They Can Take It, But Not Dish It Out: Toughness and Magic 2014 (Part Two)
4. From the Window to the Wall
Last week, I presented these ideas:
–Magic history is biased towards creatures with greater toughness than power (1,183 with power > toughness, and 1,587 with toughness > power, for a ratio of .745).
-New World Order has put the focus of MtG on the combat step, and good attacks can’t happen when your guys just bounce off each other, so I expected that ratio to be trending closer to one. This was true in sets like Alara Reborn and Modern Masters.
-But in recent sets, such as Gatecrash and Dragon’s Maze, the ratio has been less than the historical .745. This is taken the furthest in Magic 2014, where there are 16 power > toughness creatures and 27 toughness > power dudes, for a ratio of .593. (This analysis doesn’t take into account the cards’ rarity, or “as-fan” in R&D lingo.)
“I’d say it’s a little … underpowered.”
Now I want to explore how having more “tough” creatures affects the Limited format, and consider the implications for set design and cube design.
5. The Walls Are Closing In On Me
As Gatecrash shows, the set’s power to toughness ratio alone cannot predict how a format’s combat step will feel: that set had a low ratio, and yet it was a very fast format. However, my playgroup’s observations about M14 Limited all fall into place when you consider its own ratio of .593:
“How now, purple cow?”
-One of our more casual players said: “In M14 it just feels like every game results in a bunch of Giant Spiders and Pillarfield Oxen staring each other down, until somebody finally draws their 4/4.” This kind of design results in board states that are superficially complicated, but where there are no good attacks — a metaphor for how Magic can be a frustrating game, and a recipe for low player turnout. M14 has not sold well.
-The same casual-competitive player has echoed Ben Stark et al. in praising Regathan Firecat, and its ability to force trades with its 4 power and 1 toughness must be why. (In his excellent piece on SCG, Sam Black identifies the vanilla 4/1 as an archetype unto itself!)
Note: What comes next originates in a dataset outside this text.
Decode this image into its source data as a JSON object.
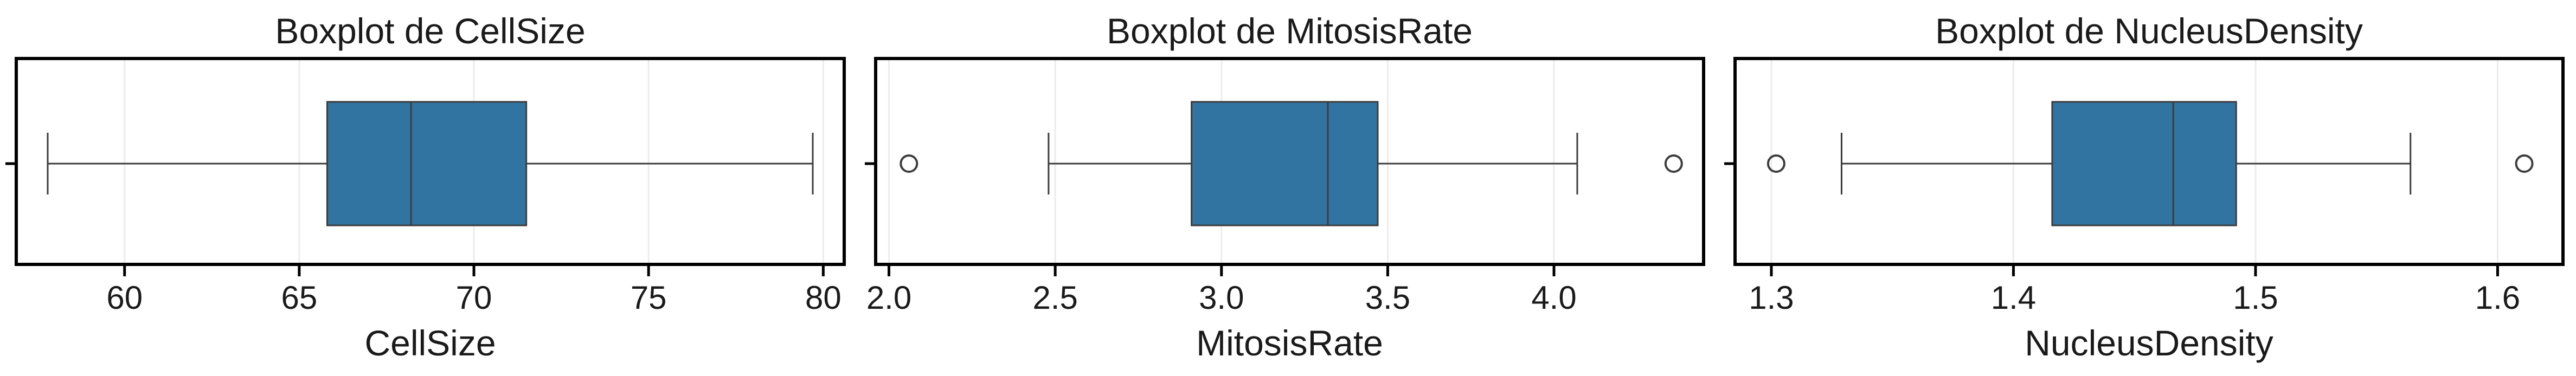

-Though M14 isn’t all that rich in bombs (compared to, say, Scars of Mirrodin), the games end up going long enough that the bombs will always make an appearance. This kind of design invalidates not only the play decisions, of which there are few, but the drafting decisions too. Just take the bomb.
“Someone set us up …”
-Another way to break through these board stalls is to play auras. (I hate enchantments — they’re the least-interactive card type — and the rise of Standard Hexproof and the branding of Theros as an enchantment block both vex me). Buffing auras (and “all-upside mechanics” like Soulbond) are especially problematic in that they make WotC reluctant to print removal. Sadly, M14 validates this parsimony, as it has an absurd amount of all-purpose removal — making “bad” auras like Illusionary Armor a necessary gamble, but one that rarely pays off.
-The dearth of removal was quite fatal to Avacyn Restored and Magic 2012. M14 has the opposite problem. The overabundance of removal makes M14 play more like Scars of Mirrodin block, NWO’s other notable failure, and not Innistrad, Magic 2013, or Rise of the Eldrazi, its biggest successes. Stocking a set with both removal and powerful creatures is the New-World-Order way of creating a tense and dynamic game. (For an alternative, imagine Rise with all the Artisan of Kozilek and Ulamog’s Crusher, but no Guard Duty or Narcolepsy — that’s AVR or M12. Now imagine it with Guard Duty and Narcolepsy, but no efficient beaters — that’s M14.)
“I can’t wait for Doom Blade to be reprinted.”
-The dude-versus-removal tension lets NWO sets achieve strategic richness without overdoing on-board complexity. In fact, the “success” of recent formats is highly correlated with the amount of high-quality removal they offer. Jason Waddell has applied this idea to his Cube, lowering the concentration of sweepers and increasing that of spot removal. I believe M14’s principal design error was taking this idea too far, and forgetting to balance it with enough cards like Garruk’s Companion or Stormfront Pegasus.
“After blockers, before damage …”
-The lack of activated abilities on creatures (like Gideon’s Lawkeeper) makes it hard to fight through stalls without the benefit of a removal spell, a bomb, or an aura.
“How I learned to stop worrying …”
-So, in M14 — how to find your removal spells, bombs and auras? Draw cards — you have all the time in the world. Opportunity is a strong card in a vacuum, but in a set like M12 it wouldn’t have been that great. Yet here, it’s the best draft uncommon in the set by an enormous margin. Blue is often going to be very good in such formats, in the same way that it’s been the best color across Magic history — not because the creatures suck, but because the combat step is not as important as it ought to be. Cube designers, take note: though I’m a proponent of flattening the power curve for individual cards, it’s much more important to flatten the power curve of archetypes.
“Not the most self-descriptive card.”